Desconfiaba de lo proteicas que podían parecer las ideas, más bien las entendía como conceptos terminales, inamovibles. “Una idea es lo que la piedra pómez a un volcán. Ya fue, se enfrió y solidificó. En cambio los errores, las fallas con respecto a la norma, sí son perfectibles –comparaba–. Las novelas asoman a consecuencia de seguir esa voz que dice por acá está la cicatriz, el equívoco. Uno sigue las migas de su propia tara y termina por encontrar su propia voz.” Y la voz de Báñez era inconfundible. En La cisura de Rolando (El Ateneo) el escritor aceitaba el magma de sus obsesiones. El mismo reconocía que casi todo lo que había escrito estaba vinculado con lo disfuncional. “Eramos retrasados con aspecto normal”, dice el personaje–narrador que pierde el habla y prefiere tomar notas en su cuaderno. Las anotaciones de Rolando pronto revelan que la discapacidad empieza por la mirada. Su familia dista de ser un modelo de “normalidad”. Cada tanto la madre le pegaba al padre, pero para encarrilarlo según decía, porque era “desequilibrado y putañero”. El padre, que se ganaba la vida aplicando inyecciones en el barrio y a la tarde trabajaba en el Patronato del Leproso, dejó inconclusas algunas obras de teatro porque a último momento siempre advertía que se las habían plagiado. A pesar de la sesión de espiritismo, la terapia, la taquigrafía y el código Morse, Rolando no lograba decir ni mu. En la segunda parte de la novela, el protagonista, ya superada su afasia transitoria, ahora con cuarenta años, hace terapia por primera vez en su vida con un desopilante analista lacaniano peronista, que afirma que Perón “fue el único que atacó sin asco las bases del rizoma capitalista”.

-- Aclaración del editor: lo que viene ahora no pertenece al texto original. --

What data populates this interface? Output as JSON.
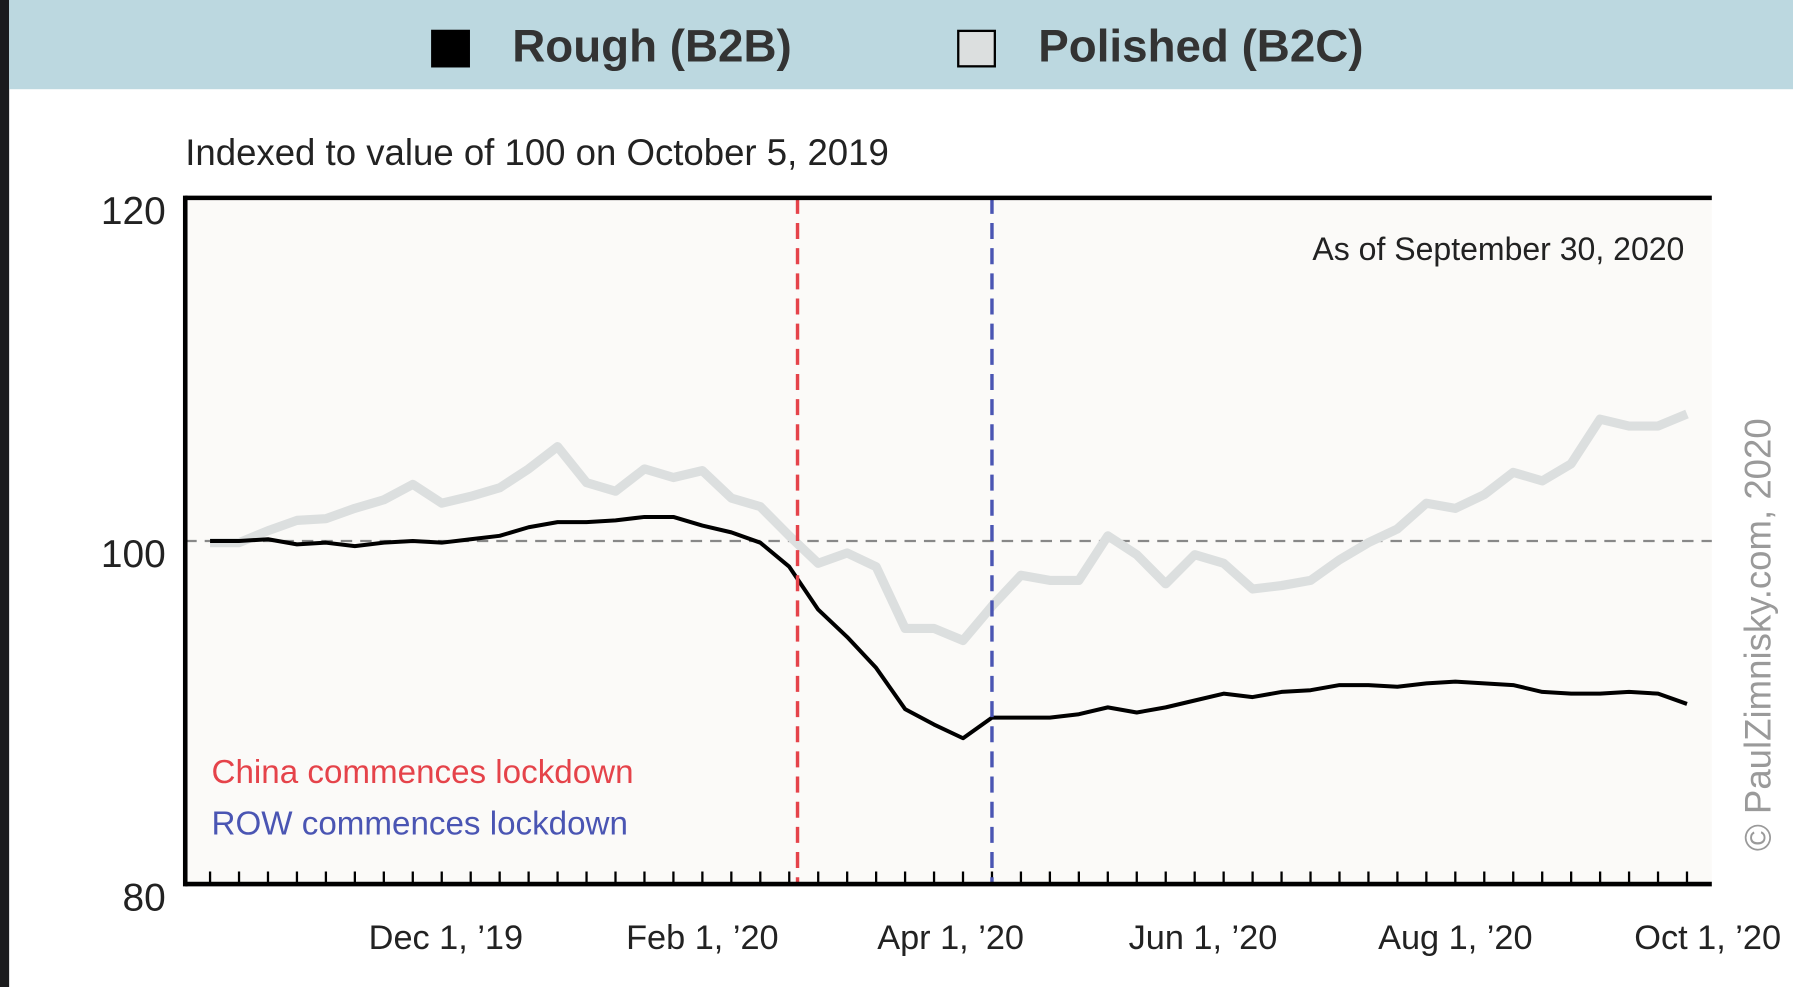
{
  "chart_data": {
    "type": "line",
    "subtitle": "Indexed to value of 100 on October 5, 2019",
    "annotation": "As of September 30, 2020",
    "credit": "© PaulZimnisky.com, 2020",
    "x": [
      "2019-10-05",
      "2019-10-12",
      "2019-10-19",
      "2019-10-26",
      "2019-11-02",
      "2019-11-09",
      "2019-11-16",
      "2019-11-23",
      "2019-11-30",
      "2019-12-07",
      "2019-12-14",
      "2019-12-21",
      "2019-12-28",
      "2020-01-04",
      "2020-01-11",
      "2020-01-18",
      "2020-01-25",
      "2020-02-01",
      "2020-02-08",
      "2020-02-15",
      "2020-02-22",
      "2020-02-29",
      "2020-03-07",
      "2020-03-14",
      "2020-03-21",
      "2020-03-28",
      "2020-04-04",
      "2020-04-11",
      "2020-04-18",
      "2020-04-25",
      "2020-05-02",
      "2020-05-09",
      "2020-05-16",
      "2020-05-23",
      "2020-05-30",
      "2020-06-06",
      "2020-06-13",
      "2020-06-20",
      "2020-06-27",
      "2020-07-04",
      "2020-07-11",
      "2020-07-18",
      "2020-07-25",
      "2020-08-01",
      "2020-08-08",
      "2020-08-15",
      "2020-08-22",
      "2020-08-29",
      "2020-09-05",
      "2020-09-12",
      "2020-09-19",
      "2020-09-26"
    ],
    "series": [
      {
        "name": "Polished (B2C)",
        "color": "#dcdfdf",
        "values": [
          99.9,
          99.9,
          100.6,
          101.2,
          101.3,
          101.9,
          102.4,
          103.3,
          102.2,
          102.6,
          103.1,
          104.2,
          105.5,
          103.4,
          102.9,
          104.2,
          103.7,
          104.1,
          102.5,
          102.0,
          100.3,
          98.7,
          99.3,
          98.5,
          94.9,
          94.9,
          94.2,
          96.2,
          98.0,
          97.7,
          97.7,
          100.3,
          99.2,
          97.5,
          99.2,
          98.7,
          97.2,
          97.4,
          97.7,
          98.9,
          99.9,
          100.7,
          102.2,
          101.9,
          102.7,
          104.0,
          103.5,
          104.5,
          107.1,
          106.7,
          106.7,
          107.4
        ]
      },
      {
        "name": "Rough (B2B)",
        "color": "#000000",
        "values": [
          100.0,
          100.0,
          100.1,
          99.8,
          99.9,
          99.7,
          99.9,
          100.0,
          99.9,
          100.1,
          100.3,
          100.8,
          101.1,
          101.1,
          101.2,
          101.4,
          101.4,
          100.9,
          100.5,
          99.9,
          98.5,
          96.0,
          94.4,
          92.6,
          90.2,
          89.3,
          88.5,
          89.7,
          89.7,
          89.7,
          89.9,
          90.3,
          90.0,
          90.3,
          90.7,
          91.1,
          90.9,
          91.2,
          91.3,
          91.6,
          91.6,
          91.5,
          91.7,
          91.8,
          91.7,
          91.6,
          91.2,
          91.1,
          91.1,
          91.2,
          91.1,
          90.5
        ]
      }
    ],
    "legend_order": [
      1,
      0
    ],
    "xlim": [
      "2019-09-29",
      "2020-10-02"
    ],
    "xticks": [
      {
        "value": "2019-12-01",
        "label": "Dec 1, ’19"
      },
      {
        "value": "2020-02-01",
        "label": "Feb 1, ’20"
      },
      {
        "value": "2020-04-01",
        "label": "Apr 1, ’20"
      },
      {
        "value": "2020-06-01",
        "label": "Jun 1, ’20"
      },
      {
        "value": "2020-08-01",
        "label": "Aug 1, ’20"
      },
      {
        "value": "2020-10-01",
        "label": "Oct 1, ’20"
      }
    ],
    "ylim": [
      80,
      120
    ],
    "yticks": [
      80,
      100,
      120
    ],
    "reference_line": 100,
    "events": [
      {
        "label": "China commences lockdown",
        "x": "2020-02-24",
        "color": "#e5434a"
      },
      {
        "label": "ROW commences lockdown",
        "x": "2020-04-11",
        "color": "#4a55b3"
      }
    ]
  }
}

“La escritura es placer –subrayaba el escritor–. No creo en esos sufridores ejemplares que imaginan tener una misión para con el resto de los mortales y encarnan dolorosamente la misión de escribir. Me parecen, para usar una palabra sensata y en adecuada simetría, abominables. Ego puro, elevado al cuadrado.” El Pelado le esquivaba a la solemnidad con su ironía elevada al cubo, pero no pudo gambetear la desesperación ni la angustia de los últimos tiempos. La mejor manera de honrarlo quizá sea simplemente diciendo, con palabras medio rotas por el dolor: “Gracias por escribir, Báñez”.